Fire crews continue to put out the burning bundles of recycling Saturday morning after the recycling plant at the Greater Vernon landfill went up in flames Friday night.

Fire crews continue to put out the burning bundles of recycling Saturday morning after the recycling plant at the Greater Vernon landfill went up in flames Friday night.

Blaze doesn’t stop recycling efforts

Blue bags will be picked up as usual and then collected at a building at the landfill

North Okanagan residents are being urged to keep recycling despite a major setback.

Flames devoured the recycling facility at the Greater Vernon landfill March 1 at about 9:30  p.m.

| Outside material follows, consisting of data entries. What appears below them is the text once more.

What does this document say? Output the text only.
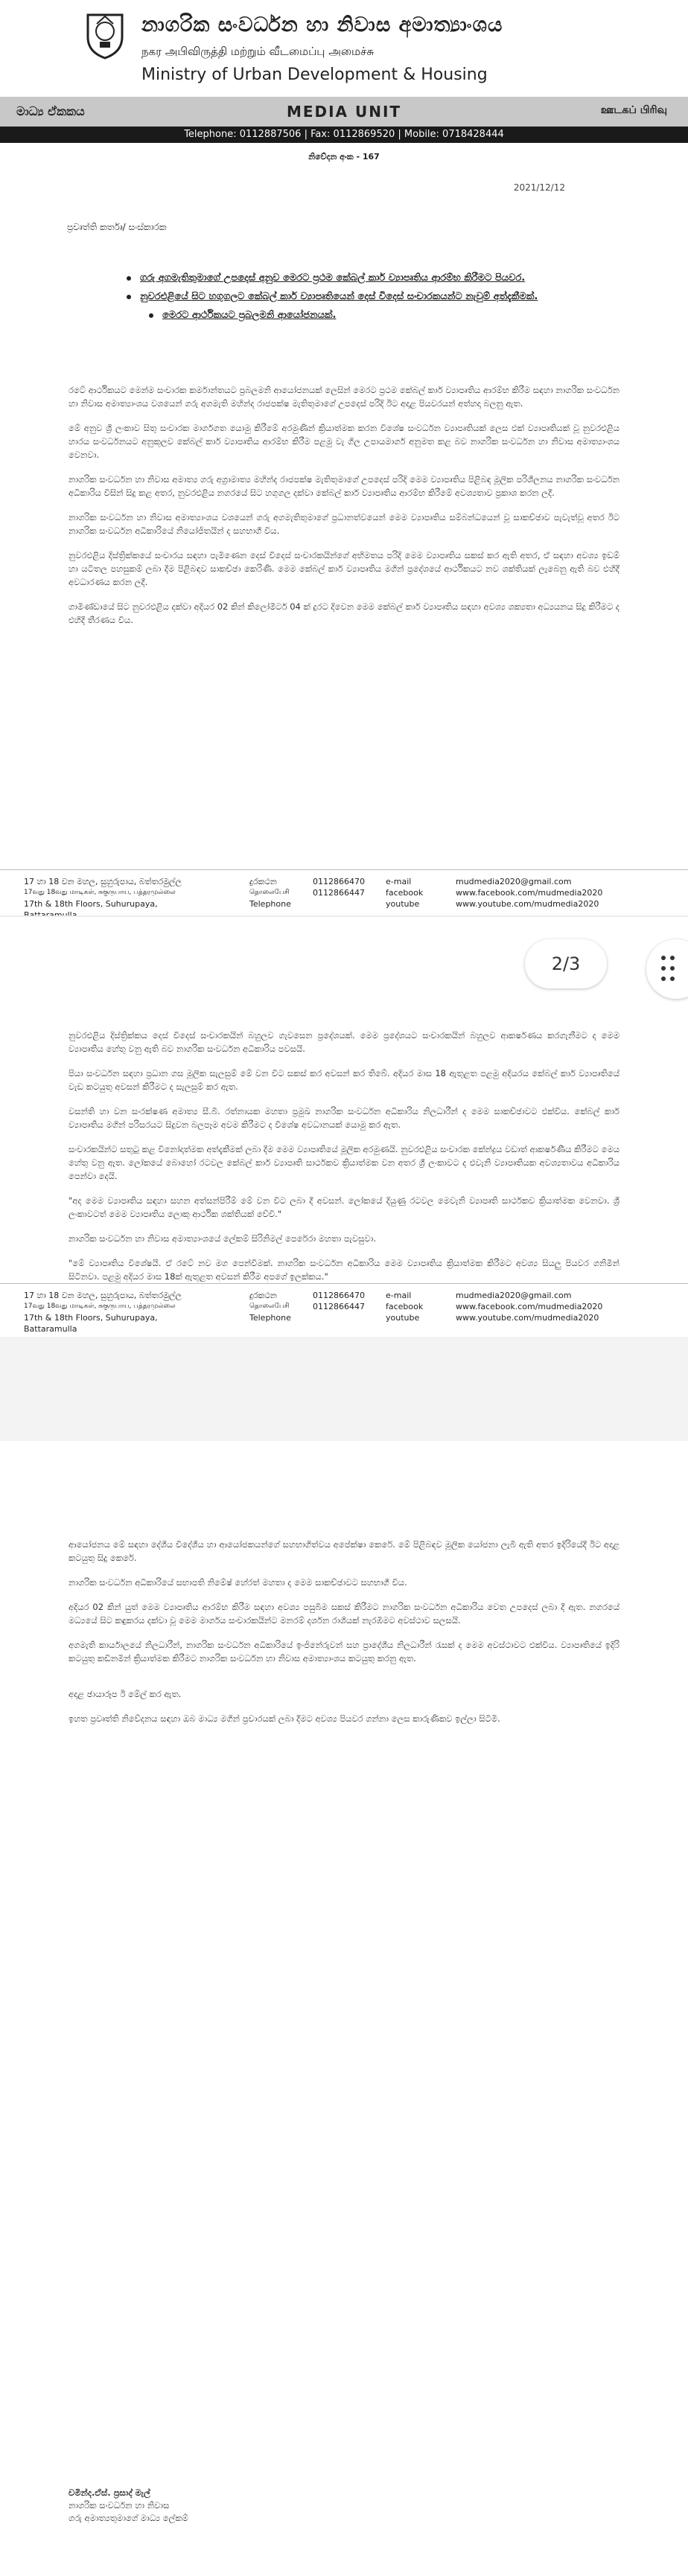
නාගරික සංවර්ධන හා නිවාස අමාත්‍යාංශය
நகர அபிவிருத்தி மற்றும் வீடமைப்பு அமைச்சு
Ministry of Urban Development & Housing
මාධ්‍ය ඒකකය	MEDIA UNIT	ஊடகப் பிரிவு
Telephone: 0112887506 | Fax: 0112869520 | Mobile: 0718428444
නිවේදන අංක - 167
2021/12/12
ප්‍රවෘත්ති කර්තෘ/ සංස්කාරක
ගරු අගමැතිතුමාගේ උපදෙස් අනුව මෙරට ප්‍රථම කේබල් කාර් ව්‍යාපෘතිය ආරම්භ කිරීමට පියවර.
නුවරඑළියේ සිට හගුගලට කේබල් කාර් ව්‍යාපෘතියෙන් දෙස් විදෙස් සංචාරකයන්ට නැවුම් අත්දැකීමක්.
මෙරට ආර්ථිකයට ප්‍රබලමනි ආයෝජනයක්.

රටේ ආර්ථිකයට මෙන්ම සංචාරක කර්මාන්තයට ප්‍රබලමනි ආයෝජනයක් ලෙසින් මෙරට ප්‍රථම කේබල් කාර් ව්‍යාපෘතිය ආරම්භ කිරීම සඳහා නාගරික සංවර්ධන හා නිවාස අමාත්‍යාංශය වශයෙන් ගරු අගමැති මහින්ද රාජපක්ෂ මැතිතුමාගේ උපදෙස් පරිදි ඊට අදාළ පියවරයන් අත්හදා බලනු ඇත.

මේ අනුව ශ්‍රී ලංකාව සිතු සංචාරක මාර්ගගත යොමු කිරීමේ අරමුණින් ක්‍රියාත්මක කරන විශේෂ සංවර්ධන ව්‍යාපෘතියක් ලෙස එක් ව්‍යාපෘතියක් වූ නුවරඑළිය හාරය සංවර්ධනයට අනුකූලව කේබල් කාර් ව්‍යාපෘතිය ආරම්භ කිරීම පළමු වැ ගිල උපායමාර්ග අනුමත කළ බව නාගරික සංවර්ධන හා නිවාස අමාත්‍යාංශය වෙනවා.

නාගරික සංවර්ධන හා නිවාස අමාත්‍ය ගරු අග්‍රාමාත්‍ය මහින්ද රාජපක්ෂ මැතිතුමාගේ උපදෙස් පරිදි මෙම ව්‍යාපෘතිය පිළිබඳ මූලික පරිශීලනය නාගරික සංවර්ධන අධිකාරිය විසින් සිදු කළ අතර, නුවරඑළිය නගරයේ සිට හගුගල දක්වා කේබල් කාර් ව්‍යාපෘතිය ආරම්භ කිරීමේ අවශ්‍යතාව ප්‍රකාශ කරන ලදී.

නාගරික සංවර්ධන හා නිවාස අමාත්‍යාංශය වශයෙන් ගරු අගමැතිතුමාගේ ප්‍රධානත්වයෙන් මෙම ව්‍යාපෘතිය සම්බන්ධයෙන් වූ සාකච්ඡාව පැවැත්වූ අතර ඊට නාගරික සංවර්ධන අධිකාරියේ නියෝජිතයින් ද සහභාගී විය.

නුවරඑළිය දිස්ත්‍රික්කයේ සංචාරය සඳහා පැමිණෙන දෙස් විදෙස් සංචාරකයින්ගේ අභිමතය පරිදි මෙම ව්‍යාපෘතිය සකස් කර ඇති අතර, ඒ සඳහා අවශ්‍ය ඉඩම් හා යටිතල පහසුකම් ලබා දීම පිළිබඳව සාකච්ඡා කෙරිණි. මෙම කේබල් කාර් ව්‍යාපෘතිය මගින් ප්‍රදේශයේ ආර්ථිකයට නව ශක්තියක් ලැබෙනු ඇති බව එහිදී අවධාරණය කරන ලදී.

ගාමිණ්ඩායේ සිට නුවරඑළිය දක්වා අදියර 02 කින් කිලෝමීටර් 04 ක් දුරට දිවෙන මෙම කේබල් කාර් ව්‍යාපෘතිය සඳහා අවශ්‍ය ශක්‍යතා අධ්‍යයනය සිදු කිරීමට ද එහිදී තීරණය විය.

17 හා 18 වන මහල, සුහුරුපාය, බත්තරමුල්ල
17வது 18வது மாடிகள், சுகுருபாய, பத்தரமுல்லை
17th & 18th Floors, Suhurupaya,
දුරකථන
தொலைபேசி
Telephone
0112866470
0112866447
e-mail
facebook
youtube
mudmedia2020@gmail.com
www.facebook.com/mudmedia2020
www.youtube.com/mudmedia2020

නුවරඑළිය දිස්ත්‍රික්කය දෙස් විදෙස් සංචාරකයින් බහුලව ගැවසෙන ප්‍රදේශයක්. මෙම ප්‍රදේශයට සංචාරකයින් බහුලව ආකර්ෂණය කරගැනීමට ද මෙම ව්‍යාපෘතිය හේතු වනු ඇති බව නාගරික සංවර්ධන අධිකාරිය පවසයි.

පියා සංවර්ධන සඳහා ප්‍රධාන ගස මූලික සැලසුම් මේ වන විට සකස් කර අවසන් කර තිබේ. අදියර මාස 18 ඇතුළත පළමු අදියරය කේබල් කාර් ව්‍යාපෘතියේ වැඩ කටයුතු අවසන් කිරීමට ද සැලසුම් කර ඇත.

වසන්ති හා වන සංරක්ෂණ අමාත්‍ය සී.බී. රත්නායක මහතා ප්‍රමුඛ නාගරික සංවර්ධන අධිකාරිය නිලධාරීන් ද මෙම සාකච්ඡාවට එක්විය. කේබල් කාර් ව්‍යාපෘතිය මගින් පරිසරයට සිදුවන බලපෑම අවම කිරීමට ද විශේෂ අවධානයක් යොමු කර ඇත.

සංචාරකයින්ට සතුටු කළ විනෝදාත්මක අත්දැකීමක් ලබා දීම මෙම ව්‍යාපෘතියේ මූලික අරමුණයි. නුවරඑළිය සංචාරක කේන්ද්‍රය වඩාත් ආකර්ෂණීය කිරීමට මෙය හේතු වනු ඇත. ලෝකයේ බොහෝ රටවල කේබල් කාර් ව්‍යාපෘති සාර්ථකව ක්‍රියාත්මක වන අතර ශ්‍රී ලංකාවට ද එවැනි ව්‍යාපෘතියක අවශ්‍යතාවය අධිකාරිය පෙන්වා දෙයි.

"අද මෙම ව්‍යාපෘතිය සඳහා සහන අත්සන්පිරීම් මේ වන විට ලබා දී අවසන්. ලෝකයේ දියුණු රටවල මෙවැනි ව්‍යාපෘති සාර්ථකව ක්‍රියාත්මක වෙනවා. ශ්‍රී ලංකාවටත් මෙම ව්‍යාපෘතිය ලොකු ආර්ථික ශක්තියක් වේවි."

නාගරික සංවර්ධන හා නිවාස අමාත්‍යාංශයේ ලේකම් සිරිනිමල් පෙරේරා මහතා පැවසුවා.

"මේ ව්‍යාපෘතිය විශේෂයි. ඒ රටේ නව මග පෙන්වීමක්. නාගරික සංවර්ධන අධිකාරිය මෙම ව්‍යාපෘතිය ක්‍රියාත්මක කිරීමට අවශ්‍ය සියලු පියවර ගනිමින් සිටිනවා. පළමු අදියර මාස 18ක් ඇතුළත අවසන් කිරීම අපගේ ඉලක්කය."

17 හා 18 වන මහල, සුහුරුපාය, බත්තරමුල්ල
17வது 18வது மாடிகள், சுகுருபாய, பத்தரமுல்லை
17th & 18th Floors, Suhurupaya, Battaramulla
දුරකථන
தொலைபேசி
Telephone
0112866470
0112866447
e-mail
facebook
youtube
mudmedia2020@gmail.com
www.facebook.com/mudmedia2020
www.youtube.com/mudmedia2020

ආයෝජනය මේ සඳහා දේශීය විදේශීය හා ආයෝජකයන්ගේ සහභාගිත්වය අපේක්ෂා කෙරේ. මේ පිළිබඳව මූලික යෝජනා ලැබී ඇති අතර ඉදිරියේදී ඊට අදාළ කටයුතු සිදු කෙරේ.

නාගරික සංවර්ධන අධිකාරියේ සභාපති නිමේෂ් හේරත් මහතා ද මෙම සාකච්ඡාවට සහභාගී විය.

අදියර 02 කින් යුත් මෙම ව්‍යාපෘතිය ආරම්භ කිරීම සඳහා අවශ්‍ය පසුබිම සකස් කිරීමට නාගරික සංවර්ධන අධිකාරිය වෙත උපදෙස් ලබා දී ඇත. නගරයේ මධ්‍යයේ සිට කඳුකරය දක්වා වූ මෙම මාර්ගය සංචාරකයින්ට මනරම් දර්ශන රාශියක් නැරඹීමට අවස්ථාව සලසයි.

අගමැති කාර්යාලයේ නිලධාරීන්, නාගරික සංවර්ධන අධිකාරියේ ඉංජිනේරුවන් සහ ප්‍රාදේශීය නිලධාරීන් රැසක් ද මෙම අවස්ථාවට එක්විය. ව්‍යාපෘතියේ ඉදිරි කටයුතු කඩිනමින් ක්‍රියාත්මක කිරීමට නාගරික සංවර්ධන හා නිවාස අමාත්‍යාංශය කටයුතු කරනු ඇත.

අදාළ ඡායාරූප ඊ මේල් කර ඇත.

ඉහත ප්‍රවෘත්ති නිවේදනය සඳහා ඔබ මාධ්‍ය මගින් ප්‍රචාරයක් ලබා දීමට අවශ්‍ය පියවර ගන්නා ලෙස කාරුණිකව ඉල්ලා සිටිමි.

චමින්ද.ඒස්. ප්‍රසාද් මැල්
නාගරික සංවර්ධන හා නිවාස
ගරු අමාත්‍යතුමාගේ මාධ්‍ය ලේකම්
2/3
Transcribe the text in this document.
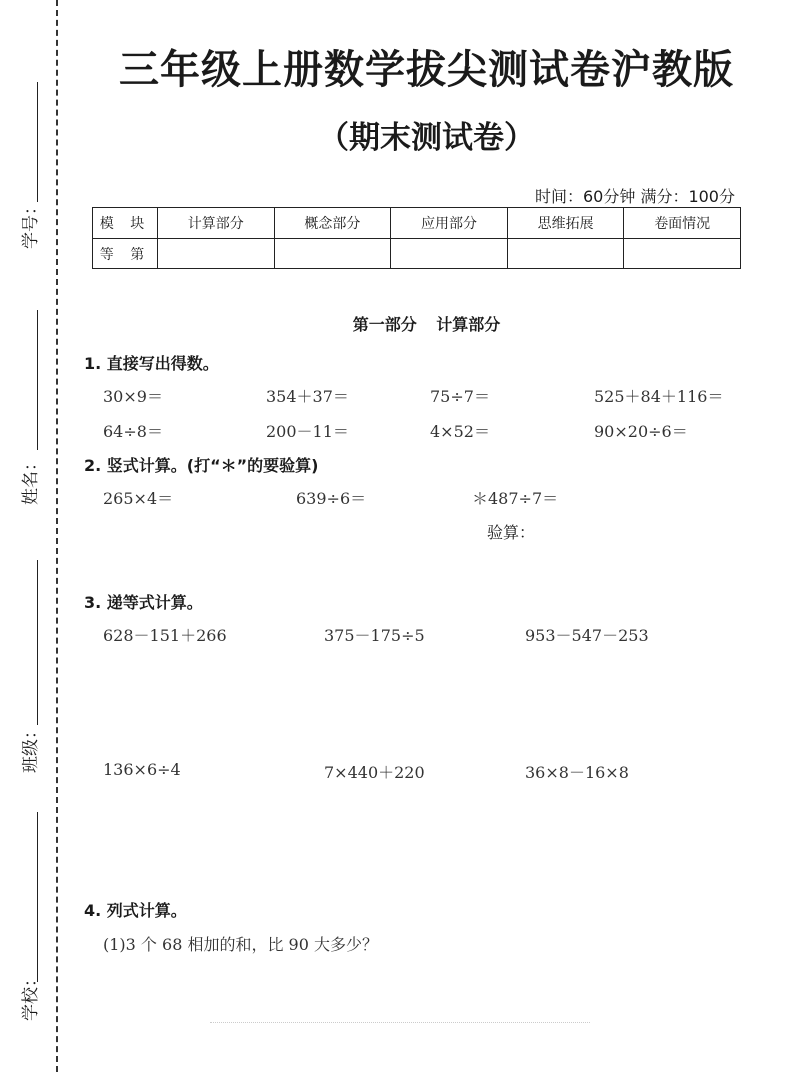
学号：
姓名：
班级：
学校：
三年级上册数学拔尖测试卷沪教版
（期末测试卷）
时间：60分钟 满分：100分
模 块	计算部分	概念部分	应用部分	思维拓展	卷面情况
等 第					
第一部分 计算部分
1. 直接写出得数。
30×9＝	354＋37＝	75÷7＝	525＋84＋116＝
64÷8＝	200－11＝	4×52＝	90×20÷6＝
2. 竖式计算。(打“＊”的要验算)
265×4＝	639÷6＝	＊487÷7＝
验算：
3. 递等式计算。
628－151＋266	375－175÷5	953－547－253
136×6÷4	7×440＋220	36×8－16×8
4. 列式计算。
(1)3 个 68 相加的和，比 90 大多少？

“For our customers, there is no change in service,” said Nicole Kohnert, Regional District of North Okanagan’s manager of regional engineering services.

“We don’t want to stop collecting material.”

Blue bags will be picked up around the region, as usual, and then collected at a building at the landfill. They will then be sent for sorting by one of two Kelowna companies.

“We have yet to get prices and we’re looking for the best price,” said Kohnert.

The loss of the recycling facility has impacted more than 30 people involved in sorting.

“We will attempt to use Bluewater (contractor) employees and Venture Training is doing what it can to find other opportunities for their people,” said Kohnert.

In the long-term, RDNO will have to decide if it rebuilds the facility, which received about 100 tonnes of recycling per week.

The Greater Vernon landfill remains open for anyone needing to get rid of household waste.

Firefighters from Vernon, Coldstream and BX-Swan Lake responded to the blaze.

“We are still trying to determine the area of origin,” said Jack Blair, a deputy chief with the Vernon Fire Department.

“There was so much damage so it makes the investigation a tough one. For us, it could go down as undetermined.”

Firefighters were also kept busy dousing hot spots throughout the weekend.

“There were hundreds of bales (of material) that had to be ripped apart and soaked down,” said Blair.

Water had to be transported to site as there isn’t a water source at the landfill. However, Blair doesn’t believe that was a major factor in responding to the emergency.

“It (water source) wouldn’t have helped because the fire was so intense before the arrival of the fire department,” he said.